Like much of Niven's work, the story is heavily influenced by the setting: a gas torus, a ring of air around a neutron star.
The gas giant Goldblatt's World (abbreviated "Gold") orbits the star just outside its Roche limit.
The Smoke Ring was colonized 500 years prior to the beginning of the story by a crew of 20 astronauts.
Kendy, the recorded personality of a citizen of "The State" who exists in the computer of the original space-ship that colonized the Smoke Ring, has become impatient.

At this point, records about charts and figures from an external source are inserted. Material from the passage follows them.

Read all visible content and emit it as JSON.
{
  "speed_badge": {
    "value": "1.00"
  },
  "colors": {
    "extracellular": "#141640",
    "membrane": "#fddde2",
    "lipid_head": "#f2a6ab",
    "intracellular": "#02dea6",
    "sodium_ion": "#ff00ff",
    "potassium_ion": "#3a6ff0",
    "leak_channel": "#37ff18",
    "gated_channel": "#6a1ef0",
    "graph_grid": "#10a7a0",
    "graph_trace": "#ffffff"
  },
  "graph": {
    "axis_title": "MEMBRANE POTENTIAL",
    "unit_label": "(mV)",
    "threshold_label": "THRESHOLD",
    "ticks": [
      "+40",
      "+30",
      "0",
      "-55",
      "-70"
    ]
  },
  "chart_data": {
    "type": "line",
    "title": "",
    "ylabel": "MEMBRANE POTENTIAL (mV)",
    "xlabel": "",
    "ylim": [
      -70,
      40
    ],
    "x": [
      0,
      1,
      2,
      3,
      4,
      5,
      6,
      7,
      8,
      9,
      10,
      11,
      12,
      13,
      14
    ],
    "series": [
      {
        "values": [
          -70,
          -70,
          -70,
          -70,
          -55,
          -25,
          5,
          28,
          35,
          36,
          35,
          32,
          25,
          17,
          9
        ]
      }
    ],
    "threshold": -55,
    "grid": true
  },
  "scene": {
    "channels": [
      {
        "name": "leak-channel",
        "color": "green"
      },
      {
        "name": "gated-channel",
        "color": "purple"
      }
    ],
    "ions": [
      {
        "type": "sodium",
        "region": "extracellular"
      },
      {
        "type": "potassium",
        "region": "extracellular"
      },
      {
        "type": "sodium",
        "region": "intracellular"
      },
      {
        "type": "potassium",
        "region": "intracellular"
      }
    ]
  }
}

Kendy manipulates a group into making contact with "The Admiralty", a neighboring civilization at Gold's L4 Lagrange Point (which they refer to as "the Clump").
One of the drivers for the story follows the latest operator of "the silver suit", the Citizen's Tree's working spacesuit.
The job goes to the occasionally born "dwarves" who tend to develop into humans of Earth-normal height and build.
The chain of events that led to the colonization of the Smoke Ring through a "mutiny" on the ship is explored.
It is, however, a "hard" science fiction novel, and it has the weakness endemic to that genre – the individual characters are never satisfyingly drawn, so that the reader is somewhat distanced from them.
"[2] The Library Journal said in 1987 that "the alien topography of this sequel to The Integral Trees serves as a fascinating contrast to the persistence of humanity's adventuring spirit".